How Long Does It Take To Decipher An Image
In short not much. That’s the key to why computer vision is so thrilling: Whereas in the past even supercomputers might take days or weeks or even months to chug through all the calculations required, today’s ultra-fast chips and related hardware, along with the a speedy, reliable internet and cloud networks, make the process lightning fast. Once crucial factor has been the willingness of many of the big companies doing AI research to share their work Facebook, Google, IBM, and Microsoft, notably by open sourcing some of their machine learning work.
This allows others to build on their work rather than starting from scratch. As a result, the AI industry is cooking along, and experiments that not long ago took weeks to run might take 15 minutes today. And for many real-world applications of computer vision, this process all happens continuously in microseconds, so that a computer today is able to be what scientists call “situationally aware.”
Recent developments in deep learning approaches and advancements in technology have tremendously increased the capabilities of visual recognition systems. As a result, computer vision has been rapidly adopted by companies. Successful use-cases of computer vision can be seen across the industrial sectors leading to widening the applications and increased demand for computer vision tools.
Now without losing more time, let’s jump into the 5 exciting applications of computer vision.
Human Pose Estimation
Human Pose Estimation is an interesting application of Computer Vision. You must have heard about Posenet , which is an open-source model for Human pose estimation. In brief, pose estimation is a computer vision technique to infer the pose of a person or object present in the image/video.
Before discussing the working of pose estimation let us first understand ‘Human Pose Skeleton’. It is the set of coordinates to define the pose of a person. A pair of coordinates is known as the limb. Further, pose estimation is performed by identifying, locating, and tracking the key points of Humans pose skeleton in an Image or video.

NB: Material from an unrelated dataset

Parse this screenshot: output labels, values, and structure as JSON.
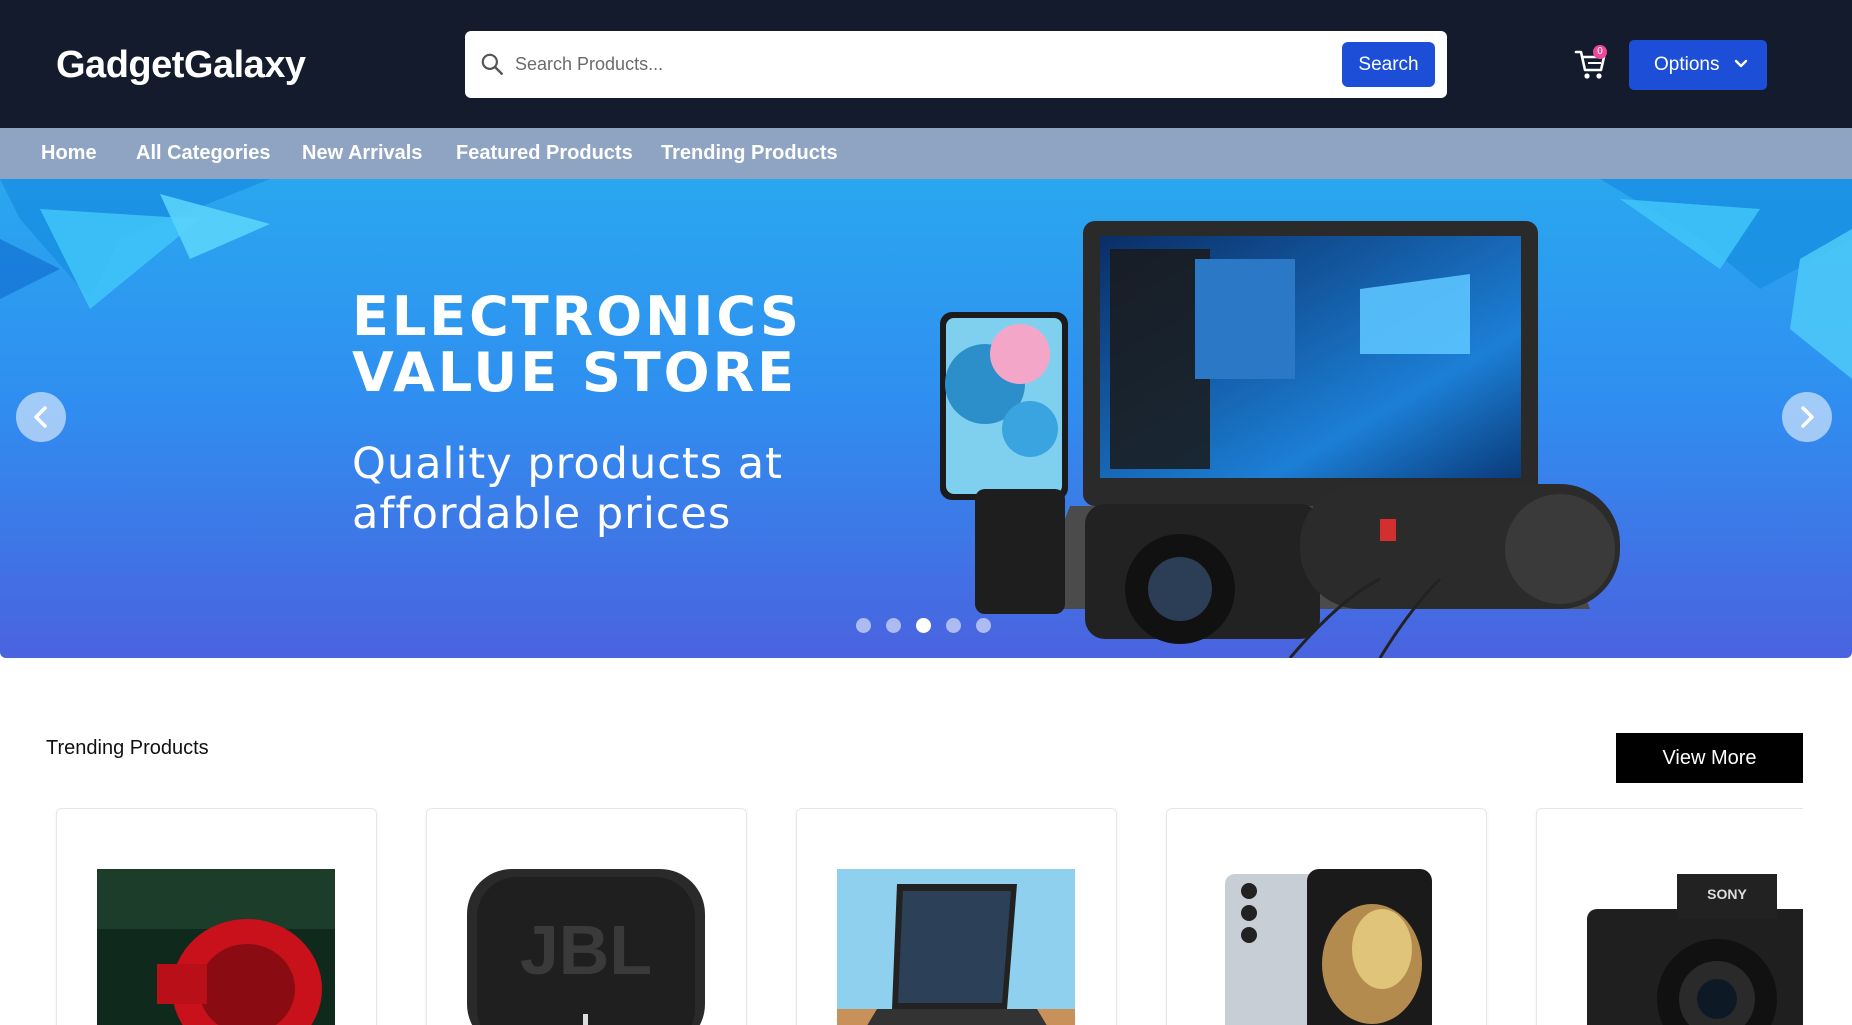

source:https://www.researchgate.net/publication/338905462_The_’DEEP’_Landing_Error_Scoring_System The following are some of the applications of Human Pose Estimation-
Activity recognition for real-time sports analysis or surveillance system.
For Augmented reality experiences
In training Robots
Animation and gaming
The following are some datasets if you want to develop a pose estimation model by yourself- MPII COCO keypoint challenge HUMANEVA I found DeepPose by Google as a very interesting research paper using deep learning models for pose estimation. For digging deeper you can visit multiple research papers available on the pose estimation
Image Transformation Using GANs:
Faceapp is a very interesting and trending application among the people. It is an image manipulation tool and transforms the input image using filters. Filters may include aging or the recent one gender swap filter.
source:https://comicbook.com/marvel/news/marvel-men-faceapp-gender-swap/#18 Look at the above image, funny right? A few months ago it was a hot topic on the internet. People were sharing images after swapping their gender. But what is the technology working behind such apps? Yes, you guessed it correctly it’s Computer Vision, to be more specific its Deep convolution generative adversarial networks.
Generative adversarial networks popularly known as GAN is an exciting innovation in the field of computer vision. Although GANs is an old concept, in the present form it was proposed by Ian Goodfellow in 2014. Since then it has seen a lot of developments.
The training of GANs involves two Neural nets play against each other, in order to generate new data based on the distribution of the given training data. Although originally proposed as an unsupervised learning mechanism GANs has proven itself a good candidate for supervised as well as semi-supervised learning.